At the Chandrasekaran Lab, researchers study how new auditory learning experiences—such listening to new music or acquiring language skills—can change the brain’s ability to discriminate these sounds and foster more effective learning. In particular, the grant will focus on the role of the efferent auditory system in auditory processing and learning. Ultimately, the goal is to shed light on how brain systems organize and mature. 

“Auditory training changes the accuracy of encoding in the brain,” said Chandrasekaran. “We have shown in the past that long-term music training can improve the quality of the neural code. We plan to see if even short-term auditory training for ten days can improve the fidelity of the neural code.”

The ability of the human brain to undergo physical changes—whether from behavior or the environment—is called "neuroplasticity." Rather than being a static organ through the lifespan, the brain has the ability to create new neural pathways, and certain regions can even grow in size.

“The traditional thinking was that the adult brain is set in its ways but over the last 10 years, we know that’s not the case—but there’s much more to be done,” said Chandrasekaran. “In particular, the adult brain has more neuroplasticity to change than we previously thought.”
Each of the 300 participants in the study will range in age from children to adults, must pass a hearing test and be native English speakers. In some of the experiments, test participants will learn words in an artificial language through multiple days of intense auditory training using differences in pitch while associating those words with pictures.

Researchers will then expose participants to various auditory cues—including clicking noises and human speech—while measuring electric signals in their brains.

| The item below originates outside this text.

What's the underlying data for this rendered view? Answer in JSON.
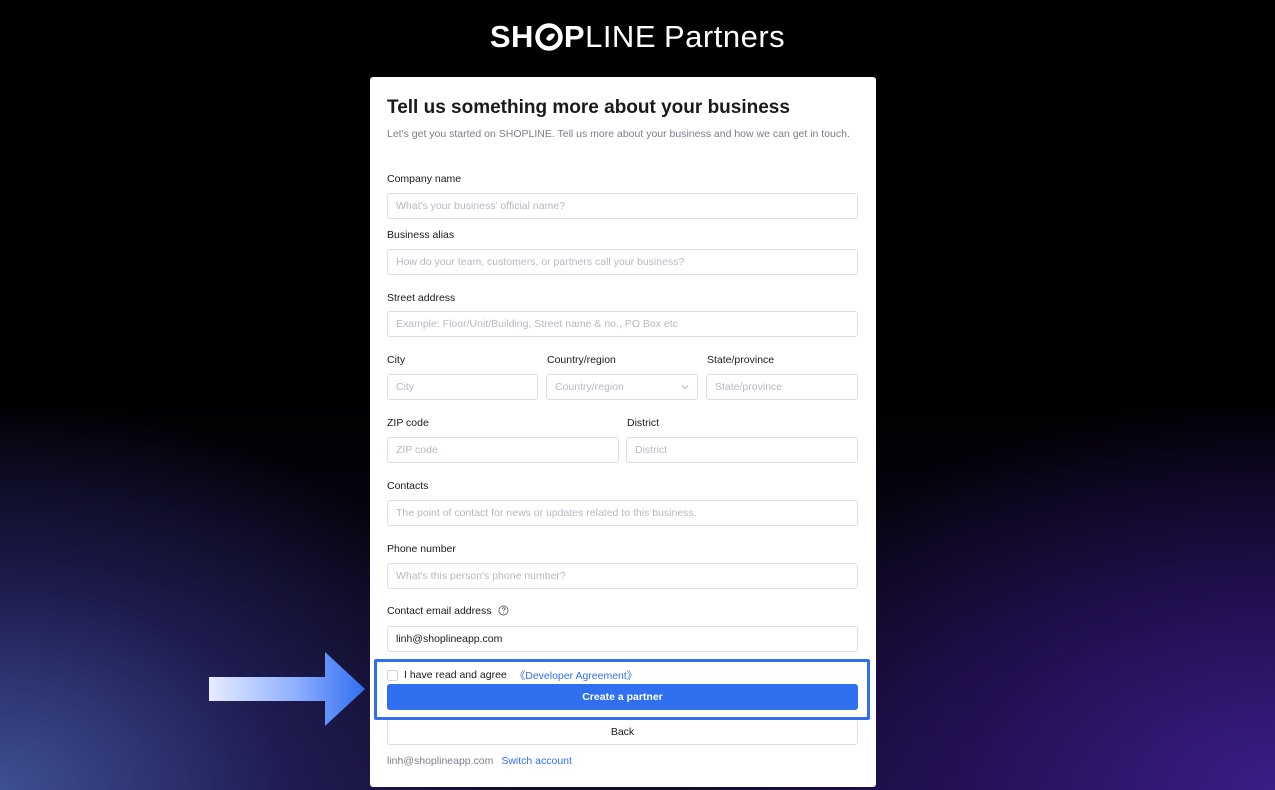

These metrics will be tested through the course of the study to gauge in what manner the efferent systems contribute to learning. This includes each participant receiving three brain scans through the 10 days they participate to measure the change of blood oxygenation in the brain stem.

A control group of subjects will play the puzzle video game Tetris while listening to the differences in pitch, to help determine whether active participation in learning is necessary to facilitate the efferent system.

“We want to know why some brains do a better job of converting sound waves into an understandable code to the brain and how this code affects the ability to learn,” said Chandrasekaran. “We want to see how ten days of intense training can make a difference—so we can understand the basic function of the efferent system in humans.”

The study will conclude in 2019.

Bharath Chandrasekaran, Ph.D., joined the CSD faculty in Fall 2010. He received his bachelor's degree in Speech, Language, and Hearing Sciences from Sri Ramachandra University, and his master’s degree in Speech Sciences from Purdue University. He completed his Ph.D. in Integrative Neuroscience from Purdue University in 2008 and a postdoctoral fellowship at Northwestern University in the Communication Neural Systems Research Group and the Auditory Neurosciences Lab. His research interests uses functional neuroimaging and electrophysiological techniques to examine neural bases of speech perception, neural plasticity, and learning.

He teaches a course on Language and the Brain (CSD 350, LING 350). Bharath has published articles in Nature Reviews Neuroscience, Neuron, Brain and Language, Ear and Hearing, Journal of Acoustical Society of America, Journal of Speech, Language, and Hearing Sciences, among others. He has presented his work at National and International meetings and his research work has been featured in various print and television media.